South Shore pulls its drinking water from groundwater that’s connected to the Ohio River. Right now, the Department of Environmental Protection is looking for industrial sources of contamination around its wellheads.
One of the most prolific sources of contamination in the Ohio is upriver from South Shore near Parkersburg, West Virginia.
The Washington Works Plant, originally owned by Dupont, began producing PFOA to make Teflon in the 1950s. In 2004, Dupont settled a class-action lawsuit for $343 million relating to PFOA contaminated drinking water. That plant, formerly owned by DuPont and now owned by Chemours, has also produced GenX, another compound in the PFAS family.
That plant is just one of an unknown number of industrial sources that could be polluting the Ohio River because there are also no federal regulations for the compounds.
In Kentucky, researchers found a 100 percent detection rate for PFAS compounds in drinking water systems that use surface water from the Ohio River. Groundwater connected to the Ohio River saw PFAS detections in about 41 percent of samples, according to the report.
Louisville has seen similar detections. Researchers detected PFOS and PFOA at levels as high as 5.65 parts per trillion, and GenX at levels as high as 5.36 parts per trillion.

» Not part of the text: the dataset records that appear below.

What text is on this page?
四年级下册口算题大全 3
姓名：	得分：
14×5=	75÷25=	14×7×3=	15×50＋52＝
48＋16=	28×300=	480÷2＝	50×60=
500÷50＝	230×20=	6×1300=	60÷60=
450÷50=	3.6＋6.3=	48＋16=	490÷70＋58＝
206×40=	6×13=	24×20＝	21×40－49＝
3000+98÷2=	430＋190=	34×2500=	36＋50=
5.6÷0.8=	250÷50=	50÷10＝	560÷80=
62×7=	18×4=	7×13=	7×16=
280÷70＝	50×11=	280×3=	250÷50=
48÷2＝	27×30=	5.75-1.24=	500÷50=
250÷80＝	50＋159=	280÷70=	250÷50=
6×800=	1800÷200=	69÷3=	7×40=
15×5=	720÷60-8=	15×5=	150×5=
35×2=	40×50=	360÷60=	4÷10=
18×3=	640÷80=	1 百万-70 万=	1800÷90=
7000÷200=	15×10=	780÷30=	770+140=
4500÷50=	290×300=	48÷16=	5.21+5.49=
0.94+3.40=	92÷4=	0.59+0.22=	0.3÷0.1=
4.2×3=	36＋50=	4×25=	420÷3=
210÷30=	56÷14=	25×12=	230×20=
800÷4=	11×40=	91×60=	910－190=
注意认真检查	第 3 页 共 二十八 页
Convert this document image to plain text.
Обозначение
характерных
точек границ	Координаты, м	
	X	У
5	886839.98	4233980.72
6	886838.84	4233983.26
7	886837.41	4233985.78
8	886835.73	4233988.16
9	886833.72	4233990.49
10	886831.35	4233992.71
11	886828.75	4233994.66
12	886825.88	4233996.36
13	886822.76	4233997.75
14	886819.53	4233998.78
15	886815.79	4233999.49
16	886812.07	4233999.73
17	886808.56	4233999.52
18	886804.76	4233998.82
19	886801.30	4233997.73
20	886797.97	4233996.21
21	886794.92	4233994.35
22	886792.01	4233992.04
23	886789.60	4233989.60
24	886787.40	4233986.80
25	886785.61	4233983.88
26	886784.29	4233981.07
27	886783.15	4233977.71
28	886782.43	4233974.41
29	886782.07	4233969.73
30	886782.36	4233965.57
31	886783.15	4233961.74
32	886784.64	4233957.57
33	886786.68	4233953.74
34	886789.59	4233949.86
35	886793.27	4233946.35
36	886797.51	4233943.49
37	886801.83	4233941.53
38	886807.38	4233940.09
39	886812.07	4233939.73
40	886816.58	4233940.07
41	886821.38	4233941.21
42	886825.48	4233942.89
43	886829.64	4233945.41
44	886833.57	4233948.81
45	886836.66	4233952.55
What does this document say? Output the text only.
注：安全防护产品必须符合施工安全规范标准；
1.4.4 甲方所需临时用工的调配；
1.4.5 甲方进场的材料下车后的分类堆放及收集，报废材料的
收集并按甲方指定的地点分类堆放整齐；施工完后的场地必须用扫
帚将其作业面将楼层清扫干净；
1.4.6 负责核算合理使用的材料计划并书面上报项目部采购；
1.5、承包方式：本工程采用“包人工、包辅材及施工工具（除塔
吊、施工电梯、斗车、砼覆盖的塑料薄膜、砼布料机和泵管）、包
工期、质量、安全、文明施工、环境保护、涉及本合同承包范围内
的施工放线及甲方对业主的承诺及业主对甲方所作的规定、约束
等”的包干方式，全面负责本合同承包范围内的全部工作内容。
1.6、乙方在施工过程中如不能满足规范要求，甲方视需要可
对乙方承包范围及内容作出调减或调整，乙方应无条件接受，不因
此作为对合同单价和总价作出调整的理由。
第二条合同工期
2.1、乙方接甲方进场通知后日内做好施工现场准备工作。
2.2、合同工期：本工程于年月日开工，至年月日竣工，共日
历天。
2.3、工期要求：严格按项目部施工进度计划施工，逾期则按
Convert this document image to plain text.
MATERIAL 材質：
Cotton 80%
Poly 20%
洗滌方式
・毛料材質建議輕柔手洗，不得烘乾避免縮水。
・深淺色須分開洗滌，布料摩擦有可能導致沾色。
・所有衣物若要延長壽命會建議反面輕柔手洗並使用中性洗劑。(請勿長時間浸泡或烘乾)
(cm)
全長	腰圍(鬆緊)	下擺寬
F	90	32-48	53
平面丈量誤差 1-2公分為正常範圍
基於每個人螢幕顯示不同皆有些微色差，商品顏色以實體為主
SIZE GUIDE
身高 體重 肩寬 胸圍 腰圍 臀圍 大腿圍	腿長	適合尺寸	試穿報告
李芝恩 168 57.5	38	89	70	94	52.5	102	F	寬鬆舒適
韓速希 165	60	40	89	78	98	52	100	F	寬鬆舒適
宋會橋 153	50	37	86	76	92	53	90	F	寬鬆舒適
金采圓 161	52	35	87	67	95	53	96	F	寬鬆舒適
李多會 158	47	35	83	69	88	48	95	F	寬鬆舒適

In October, WFPL News reported that Louisville Water Company and an environmental advocacy group had detected samples of PFAS compounds in the city’s water.
Over in Western Kentucky, Henderson Water Utility General Manager Tom Williams said he wasn’t surprised to learn about the 12.6 parts per trillion of GenX in the drinking water there.
“You know I think that’s what we expected from what we knew, from what had been reported in the river in other places,” he said. “We kind of expected that because it is kind of ubiquitous in the environment, it is everywhere.”
What You Can Do
About a dozen states have passed or are considering much stricter health standards for these chemicals, according to the Association of State Drinking Water Administrators. New Hampshire and New Jersey have adopted standards ranging from 12 to 18 parts per trillion. New York is considering limiting levels to just 10 parts per trillion for PFOA and PFOS.
The National Institute of Environmental Health Sciences suggests that safe levels of PFAS chemicals are as low as .1 to 1 parts per trillion.
Peter Goodmann, Division of Water Director, said residents can remove PFAS compounds using reverse osmosis, or can remove most compounds using an activated carbon filter.
State officials say overall, the news for Kentucky is encouraging. The Energy and Environment Cabinet said it plans to continue testing for PFAS compounds and has a strategy in place moving forward.
“It’s a remarkable logistical accomplishment for our staff,” Goodmann said, “and they did it.”